Acoustic Post - Dream Job

By Mitadru Dey

“I want to be a fireman”, a prompt response from a 7-year-old kid when I asked him what he wants to be in life. There was not much thought given in that response – you don’t expect that from a child. However, as that child grows into an adolescent and from there to a young person, the eternal question of what I want to do in life becomes bigger and bigger.

We look towards our parents, friends, career counselors for an answer. The reason for that is twofold. Firstly, we want to validate what is in our minds. Secondly, there is no one answer from within, hence asking others to zero in our profession. When I was growing up, the common answer to that question was to be a doctor or engineer. These professions not only give financial stability but also keep you in a good trading position in the $40-$50 billion (2017 KPMG Report) wedding market.

One of my friends told his parents that he wants to study literature. They were extremely dejected as if they would see their son in tattered clothes with a begging bowl at a traffic signal. The yardstick of choice of one’s profession is often dictated by our herd instinct.

Mark Twain cautioned us:

“Whenever you find yourself on the side of the majority, it is time to pause and reflect.”

If everyone is running after a career, we feel that’s the best and safe option to pursue. It does not matter whether we have a talent or inclination to do that or not.

Bhagavad Gita, a 5000-year-old ancient text about life and living provides guidance on how to approach choosing your field of profession. It is said one should pursue Swadhrama and avoid Paradharma.

What is Swadharma?

Swa means one’s own and dharma means nature. Together it means one’s own nature. Essentially, you should pursue a career in line with your innate nature. If your nature is to be a musician, you should pursue music. Pursuing music is by no means a sought-after career in the world. The focus here is to analyze where your talent lies. The emphasis here is to understand your interest objectively, not by mere emotion. If you just go by your emotion without a structured approach, you may end up embracing an unsuitable field in the long run.

What is Paradharma?

Para means alien and dharma means nature – meaning taking up a field of activity that is alien to your nature. This happens when you surrender your conviction to others – it could be your parents or friends. Though they have the best intention to help you but fall short of doing that as they go by what they think its best without analyzing if that is best for you.

Imagine the misery of a person who works in an organization taking orders from his boss where his interest is to have his own business where he is his own boss. Taking up an alien field of profession and conforming to herd instinct leads to a life of strain and stress which not only impacts you physically and emotionally but also impacts people around you.

According to The American Institute of Stress survey, 65% of people said they are finding difficulty with workplace stress. There are multiple factors behind this number but being in a profession where you do not have the talent is a big factor.
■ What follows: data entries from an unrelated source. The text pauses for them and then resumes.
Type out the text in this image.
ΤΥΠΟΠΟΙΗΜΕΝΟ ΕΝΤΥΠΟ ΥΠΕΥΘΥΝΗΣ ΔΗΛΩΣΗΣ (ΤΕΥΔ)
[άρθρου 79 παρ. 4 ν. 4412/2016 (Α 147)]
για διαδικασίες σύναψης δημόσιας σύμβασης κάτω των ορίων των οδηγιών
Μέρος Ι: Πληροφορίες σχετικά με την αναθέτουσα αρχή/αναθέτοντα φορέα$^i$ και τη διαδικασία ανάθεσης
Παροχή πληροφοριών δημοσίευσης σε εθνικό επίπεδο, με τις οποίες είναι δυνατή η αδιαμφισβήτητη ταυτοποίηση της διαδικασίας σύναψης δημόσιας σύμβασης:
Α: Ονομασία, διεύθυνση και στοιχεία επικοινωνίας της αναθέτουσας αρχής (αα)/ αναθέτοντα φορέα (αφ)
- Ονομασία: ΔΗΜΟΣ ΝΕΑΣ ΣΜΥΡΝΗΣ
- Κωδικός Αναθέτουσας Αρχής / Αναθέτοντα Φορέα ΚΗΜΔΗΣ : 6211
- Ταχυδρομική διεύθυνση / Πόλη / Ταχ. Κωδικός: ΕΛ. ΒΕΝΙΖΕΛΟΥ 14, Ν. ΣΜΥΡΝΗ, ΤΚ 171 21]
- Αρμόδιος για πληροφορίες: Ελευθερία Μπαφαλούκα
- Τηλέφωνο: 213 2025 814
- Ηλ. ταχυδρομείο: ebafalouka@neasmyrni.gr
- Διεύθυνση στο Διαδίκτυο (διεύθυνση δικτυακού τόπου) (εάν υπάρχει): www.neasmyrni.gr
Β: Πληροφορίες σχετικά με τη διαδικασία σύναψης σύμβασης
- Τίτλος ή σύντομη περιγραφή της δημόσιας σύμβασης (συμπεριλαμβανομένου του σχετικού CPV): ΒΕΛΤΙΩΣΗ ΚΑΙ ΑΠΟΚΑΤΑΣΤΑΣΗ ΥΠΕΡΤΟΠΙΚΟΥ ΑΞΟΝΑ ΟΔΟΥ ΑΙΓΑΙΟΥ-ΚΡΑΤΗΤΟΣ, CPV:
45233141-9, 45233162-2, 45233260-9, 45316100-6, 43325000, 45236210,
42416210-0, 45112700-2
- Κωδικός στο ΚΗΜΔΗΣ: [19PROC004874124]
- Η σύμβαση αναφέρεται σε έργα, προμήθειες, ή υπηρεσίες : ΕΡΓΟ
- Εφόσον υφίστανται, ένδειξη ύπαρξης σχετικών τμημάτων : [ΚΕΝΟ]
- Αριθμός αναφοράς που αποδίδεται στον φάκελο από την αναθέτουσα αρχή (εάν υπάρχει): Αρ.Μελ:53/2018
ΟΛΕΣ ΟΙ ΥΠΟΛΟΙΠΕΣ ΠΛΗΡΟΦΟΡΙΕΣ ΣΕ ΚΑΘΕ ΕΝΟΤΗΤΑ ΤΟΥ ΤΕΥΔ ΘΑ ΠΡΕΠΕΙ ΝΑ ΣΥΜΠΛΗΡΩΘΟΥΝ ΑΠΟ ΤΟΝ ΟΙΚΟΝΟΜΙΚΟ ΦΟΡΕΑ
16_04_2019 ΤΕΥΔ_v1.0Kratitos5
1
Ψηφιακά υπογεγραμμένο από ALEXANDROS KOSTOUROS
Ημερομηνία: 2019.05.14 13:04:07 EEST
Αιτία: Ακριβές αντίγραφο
How to identify your Swadharma?

Every morning after you get up, before plunging into your daily activities, sit at a relatively quiet place, and write down a list of activities you enjoy doing most. Write what comes to you promptly without thinking too much. It could be 2 things or 20. Do not focus on the number. Perform this practice daily for a month. While doing it, please do not look back on what you have written to avoid any influence.

After a month of journaling, make a list of common activities you have written. This will give you guidance on what you would like to do. Then analyze how these activities can be translated into a profession. If you are unsure about how to decipher a result, consult with someone who according to you has better judgment and can provide objective feedback.

If you find out what you like to do is in line with what your current profession is, then you are already in your Swadramik field. If not, then you need to draw a transition plan. It’s much easier when you are at the beginning of your career. If switching your career requires too much of an adjustment due to various obligations, then consider if you can pursue it as a hobby or a side hustle. It’s important to have a discussion with your family so that everyone is on the same page.

It’s never too late to perform this exercise to increase happiness and peace in your life.

Are you going to give it a try? It’s never too late to become an improved version of yourself.

“The time is now. Stop hitting the snooze button on your life.” — Mel Robbins

What’s your dream job? Let us know in the comments section.

4 Comments

  1. Avatar

    Interesting thoughts! At first, I didn’t follow the words but on re-reading it I understood the deep meaning of dharma. Do you think it’s possible to switch career even at the age of 45? How should I go about it?

  2. Mitadru Dey

    Hi Jess,

    Thank you for reading the article. It is difficult, but possible to switch career at the age of 45. Before you do that, you need to be 100% sure that you need to switch and that will make you happy. Please have a discussions with people (whom you think will provide honest opinions). If its a consensus, start it part time and after a period of sustained success switch it. What I would caution is to make a complete switch within a short period of time. Hope this helps.

    regards,
    Mitadru

    1. Avatar

      Appreciate your detailed response, Mitadru. I agree with starting it as a part time that would minimize my risk. This would give me an opportunity to explore and learn whether I like that new career. Keep up the good work!

      1. Mitadru Dey

        Thank you, Jess. If there is anything else, I can assist you with, please reach out.